National Park Trust supported the acquisition of an 11.43-acre property across the Missouri River from Fort Union Trading Post. The Park Trust worked cooperatively with the National Park Service and two local non-profit groups to assemble the funding for the purchase.  

The historic landscape view of the land from the fort was changed by modern agricultural activity there. A non-historic cabin had also been built on the site, which further impacted the historic scene. The original riverside woodland had been cleared from the property, so the modern farm fields beyond it were visible from the fort. By transferring the property to the National Park Service, the woodland could regenerate and screen the agricultural fields, and return the immediate view from the fort to a more historic appearance.

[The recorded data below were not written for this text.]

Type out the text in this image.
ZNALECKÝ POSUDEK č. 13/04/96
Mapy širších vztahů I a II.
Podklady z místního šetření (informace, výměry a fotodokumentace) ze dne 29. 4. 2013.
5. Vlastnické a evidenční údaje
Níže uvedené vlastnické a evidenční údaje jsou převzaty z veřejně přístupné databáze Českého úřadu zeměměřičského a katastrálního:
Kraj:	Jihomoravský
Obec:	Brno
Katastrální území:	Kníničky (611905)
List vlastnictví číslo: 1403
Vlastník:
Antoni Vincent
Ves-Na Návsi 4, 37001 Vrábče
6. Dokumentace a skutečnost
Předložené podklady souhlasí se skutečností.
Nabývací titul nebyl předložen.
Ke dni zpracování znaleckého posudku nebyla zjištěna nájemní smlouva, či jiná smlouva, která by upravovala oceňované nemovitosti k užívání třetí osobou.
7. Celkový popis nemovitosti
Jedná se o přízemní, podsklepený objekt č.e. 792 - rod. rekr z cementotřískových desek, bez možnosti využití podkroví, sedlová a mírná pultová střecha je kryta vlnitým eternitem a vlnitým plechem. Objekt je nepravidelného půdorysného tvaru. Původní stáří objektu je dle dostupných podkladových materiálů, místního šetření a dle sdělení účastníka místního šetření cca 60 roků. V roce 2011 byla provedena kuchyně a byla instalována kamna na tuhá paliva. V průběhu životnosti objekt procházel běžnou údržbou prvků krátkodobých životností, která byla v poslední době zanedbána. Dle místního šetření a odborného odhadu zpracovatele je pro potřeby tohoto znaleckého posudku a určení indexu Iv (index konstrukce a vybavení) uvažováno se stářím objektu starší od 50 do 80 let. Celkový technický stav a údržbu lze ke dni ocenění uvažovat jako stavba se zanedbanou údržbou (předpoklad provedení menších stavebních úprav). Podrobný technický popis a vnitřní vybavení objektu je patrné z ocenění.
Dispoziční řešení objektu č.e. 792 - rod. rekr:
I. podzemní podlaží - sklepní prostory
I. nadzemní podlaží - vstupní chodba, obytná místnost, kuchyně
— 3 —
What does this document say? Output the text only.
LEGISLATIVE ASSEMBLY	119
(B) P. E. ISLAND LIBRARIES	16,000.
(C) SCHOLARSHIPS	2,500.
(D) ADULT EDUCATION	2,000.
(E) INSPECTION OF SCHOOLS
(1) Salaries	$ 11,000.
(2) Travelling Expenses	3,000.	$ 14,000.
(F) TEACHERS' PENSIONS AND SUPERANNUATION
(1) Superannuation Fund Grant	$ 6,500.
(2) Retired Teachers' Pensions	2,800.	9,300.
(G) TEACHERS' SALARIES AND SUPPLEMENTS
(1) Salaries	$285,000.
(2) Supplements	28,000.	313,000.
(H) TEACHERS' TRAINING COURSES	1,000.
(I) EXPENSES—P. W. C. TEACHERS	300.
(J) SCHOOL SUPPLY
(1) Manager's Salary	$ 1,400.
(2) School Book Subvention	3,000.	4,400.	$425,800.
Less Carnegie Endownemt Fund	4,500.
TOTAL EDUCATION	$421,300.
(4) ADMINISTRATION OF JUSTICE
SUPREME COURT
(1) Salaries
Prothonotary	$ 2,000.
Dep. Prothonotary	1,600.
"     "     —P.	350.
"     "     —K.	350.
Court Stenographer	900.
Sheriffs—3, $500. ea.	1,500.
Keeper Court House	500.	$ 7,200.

The fort was most the most important trading post on the Upper Missouri River from 1828-1867. Assiniboine, Plains Cree, Blackfeet, Plains Chippewa, Mandan, Hidatsa and Arikara came there to exchange about 25,000 buffalo robes each year for a variety of merchandise such as calico cloth, guns and ammunition, clothing, pipes, beads, and cooking ware. John James Audubon and George Catlin were visitors there. Hugh Glass, whose ordeal with a grizzly bear was chronicled in The Revenant, was employed as a hunter for the trading post for a time.

Project Details:

Project  Years: 1999-2001

Parcel Size: 11.43 acres  

Project Cost: $40,000

Long Term Significance of the Acquisition:
  • Acquisition stopped mowing activity on the property and allowed the natural riverine woodland to return.
  • The acreage preserves the cultural landscape for the period in which the trading post was active. The NPS removed a modern cabin on the property, returning the land to a more natural condition.
Value to the Park and Public:
  • Visitors looking out from the fort to the river can see a historic scene much as it was in the 1800s.